Ninjai: The Little Ninja is a Flash cartoon. The cartoon has not been available online since April 2015.

==Overview==
The cartoon is a creation of The Ninjai Gang. Ninjai is a web-based animation that centers around the life of Ninjai, a young samurai/ninja who is traveling the world looking for meaning and purpose. Along the way, his path is crossed by rogues or people who help him. Ninjai's best friend is 'Little Bird', a cute and brave sidekick with whom Ninjai often converses.

==History==
Ninjai first appeared on June 4, 2001 as a trailer created using Adobe Flash, and had a trademark filed for its title on June 14, 2001. The animation series drew a strong following with its unique style and storyline at the time, and ended up producing a total of 12 episodes thereafter, each a few minutes in length.
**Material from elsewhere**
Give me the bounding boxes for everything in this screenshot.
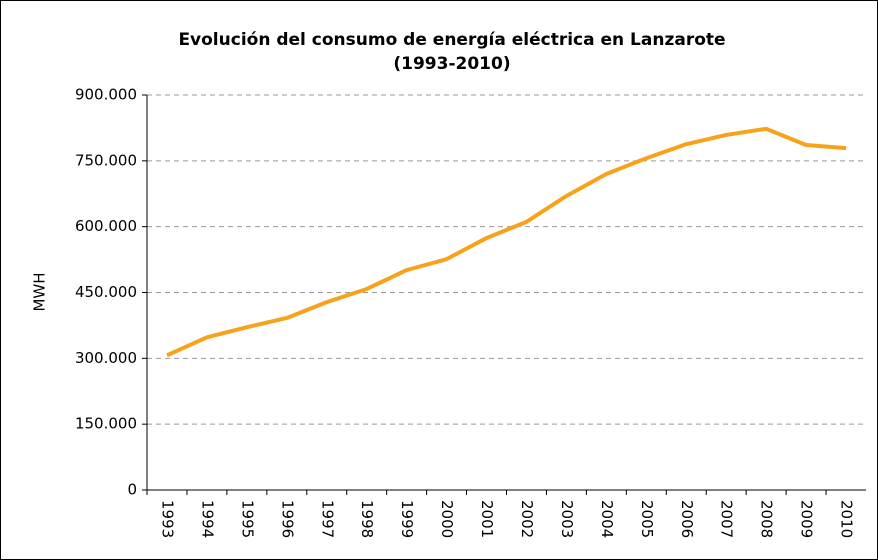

Despite being made by martial artists who did animation only as a hobby, the quality of the animation grew steadily as the episodes progressed, with more time between each episode as a result. After the release of episode 12, production came to a pause, with the promise of further episodes on the way. Some time later, news broke that the group was abandoning the short-form animations and aiming for a feature-length production with a complete studio. In early 2015, the group posted to their social media channels on Facebook and Twitter with media kits and wallpapers, and asked their followers to recommend blogs to advertise Ninjai in exchange for inside scoops on the series' production. On March 5, 2015, a Kickstarter crowdfunding campaign was announced and possible reward ideas were shared for the following 5 months, but the campaign was never officially launched on Kickstarter.

The Ninjai website remained functional through at least August 2019, and the Ninjai Gang had a presence at New York Comic Con in 2021. The feature-length film that had been announced previously was then slated for release in 2022; however, this did not come to fruition and, as of April 2025, IMDb still indicates that the film is in post-production.